If you’re a typical MP, your responses will be drawn from the library of construction policy cliches. You might sympathise with the SME rather than advise on BIM adoption; the idea of lobbying the HA to pursue faster and cheaper offsite construction is unlikely to be top of mind; and you might give the trainee a little pep talk about the 182,000 new jobs the CITB tell us will open up by 2019, before advising them to apply for a job at the above-mentioned HA’s new site.
In other words, your responses would be geared to supporting an industry-wide status quo: long and inefficient supply chains, conventional methods of construction, ineffective training mechanisms and a sense that part of the industry’s raison d’etre is to provide a high volume of jobs in traditional craft skills.

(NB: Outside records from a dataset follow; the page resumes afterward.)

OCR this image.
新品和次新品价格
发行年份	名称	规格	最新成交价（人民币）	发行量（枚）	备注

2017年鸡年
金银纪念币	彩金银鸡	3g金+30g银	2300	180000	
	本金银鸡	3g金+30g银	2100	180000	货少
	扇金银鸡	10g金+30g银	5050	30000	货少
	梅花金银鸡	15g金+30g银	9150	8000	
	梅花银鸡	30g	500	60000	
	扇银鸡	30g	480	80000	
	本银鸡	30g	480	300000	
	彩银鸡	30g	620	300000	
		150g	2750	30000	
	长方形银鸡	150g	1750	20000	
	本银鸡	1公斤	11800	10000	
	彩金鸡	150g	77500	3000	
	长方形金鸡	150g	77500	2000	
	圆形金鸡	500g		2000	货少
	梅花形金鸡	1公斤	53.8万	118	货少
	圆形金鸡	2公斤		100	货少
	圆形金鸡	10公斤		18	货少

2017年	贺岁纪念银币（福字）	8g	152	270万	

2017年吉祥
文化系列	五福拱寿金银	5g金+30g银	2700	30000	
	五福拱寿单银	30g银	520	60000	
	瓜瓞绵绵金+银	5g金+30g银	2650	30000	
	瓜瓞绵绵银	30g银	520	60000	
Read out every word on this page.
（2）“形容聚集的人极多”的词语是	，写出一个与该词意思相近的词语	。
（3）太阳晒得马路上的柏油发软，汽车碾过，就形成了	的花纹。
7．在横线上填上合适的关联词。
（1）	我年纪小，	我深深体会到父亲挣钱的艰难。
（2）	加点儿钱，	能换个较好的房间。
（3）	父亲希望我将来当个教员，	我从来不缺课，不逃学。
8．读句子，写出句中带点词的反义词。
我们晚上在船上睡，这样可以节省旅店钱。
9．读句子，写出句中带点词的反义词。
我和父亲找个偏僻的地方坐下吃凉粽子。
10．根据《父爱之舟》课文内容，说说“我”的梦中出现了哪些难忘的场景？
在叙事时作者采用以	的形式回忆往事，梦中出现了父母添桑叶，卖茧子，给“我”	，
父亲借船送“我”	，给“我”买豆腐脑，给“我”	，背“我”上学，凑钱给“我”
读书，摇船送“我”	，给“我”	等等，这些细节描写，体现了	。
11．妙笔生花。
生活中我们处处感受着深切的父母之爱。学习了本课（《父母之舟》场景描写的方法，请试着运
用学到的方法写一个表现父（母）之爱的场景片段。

The new CIOB Guide to the Built Environment offers a correction to some of these embedded views, presenting our industry in a more updated light. It’s a worthwhile project that should hopefully initiate, then develop, conversations between the CIOB and our elected representatives in the coming months.
But the document is only the starting point of a new drive to engage with the political process that goes beyond the 2015 General Election campaign and individual MPs’ surgeries.
Once we have a new government, there will be an ever-increasing range of policy issues where the CIOB, as the voice of qualified, skilled construction managers, has a contribution to make. There’s BIM, of course, and pursuing a multi-strand approach to training and education. There’s the increasingly globalised world we operate in (highlighted by new vice president Paul Nash), and how about the implications of the “circular economy” on public procurement?
It’s not as if the CIOB can unilaterally influence policy on these issues. But if it can do more to position and promote itself as a well-informed voice with sensible ideas to add, then the industry and membership should undoubtedly benefit.